Since the narrative of reproduction is controlled from the top down, the only way I could think of to do this research was to physically visit disparate places and archives. I amassed this hodgepodge of archival materials and stories that, like a patchwork quilt, I sewed together to unfold this broader story.

My goal from the beginning was to push back against the official state narrative. Only after collecting a great assortment of archival materials and talking to a large network of individuals did I feel comfortable making more general claims about China. But, I would hesitate to say that my work is representative. I would say maybe my work is representative of urban China—the central and eastern part of urban China. However, I don’t think my work is representative of what’s going on in the Western part of China, and I think the rural story is quite different as well.
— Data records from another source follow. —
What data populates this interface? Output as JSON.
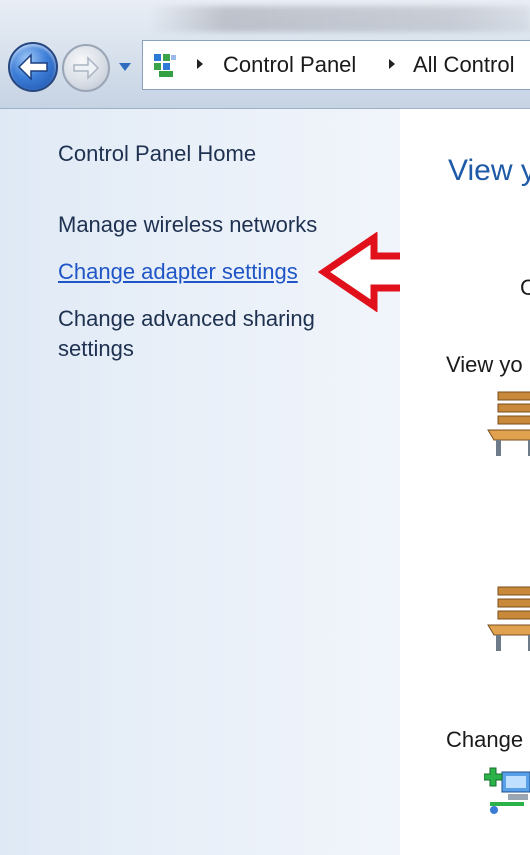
{
  "address_bar": {
    "breadcrumbs": [
      "Control Panel",
      "All Control"
    ]
  },
  "left_pane": {
    "links": [
      "Control Panel Home",
      "Manage wireless networks",
      "Change adapter settings",
      "Change advanced sharing",
      "settings"
    ]
  },
  "content": {
    "heading": "View y",
    "stub_letter": "C",
    "section1": "View yo",
    "section2": "Change"
  },
  "colors": {
    "link_active": "#1f55c7",
    "annotation_arrow": "#e0111a",
    "heading": "#1e5aa8"
  },
  "icons": [
    "back-arrow-icon",
    "forward-arrow-icon",
    "history-dropdown-icon",
    "control-panel-icon",
    "breadcrumb-separator-icon",
    "network-bench-icon",
    "network-setup-icon"
  ]
}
Yi Fuxian (易富贤), the author of the 2007 book Big Country with an Empty Nest, is one of the leading Chinese critics of China’s birth policies. His book was banned in mainland China from the time of publication until 2013, when a Chinese government press published a new edition and promoted the book. Your book was initially banned as well here in the U.S. In your opinion, why are abortion rights so universally contentious? Why is this issue important to research and write about even if it is contentious?

To my mind, debates about abortion are rarely actually about abortion. Rather, these debates become so heated because abortion converges with other critical issues: gender roles, ethics and religion, the economy, racial and ethnic politics, the reach of the state, and what it means to be modern.

In all of this talk about whether abortion should be permitted and under what circumstances, I find that the conversation quickly shifts away from the people actually impacted by abortion policies. Instead, the focus is on what abortion means for those in positions of power or with certain political agendas. At the end of the day, I don’t even know how many Americans actually know what an abortion looks like or what it entails. They know what it means to them abstractly in terms of religious values or political leanings. However, I don’t think the debate is actual about the phenomenon of abortion: it’s about what abortion means to different groups of people. This trend has a universal dimension that I have encountered in different contexts, cultures, and time periods.

Any final thoughts?

No book is perfect and mine certainly isn’t, but I hope that readers find it to be informative. I also wrote an article recently called “Buying into Reproductive Modernity,” which talks about the evolution of contraceptive medicine in the UK and China. If you are interested in learning more about the transnational history of contraception, you might think about reading that article since it offers some fresh insights that did not make it into my book.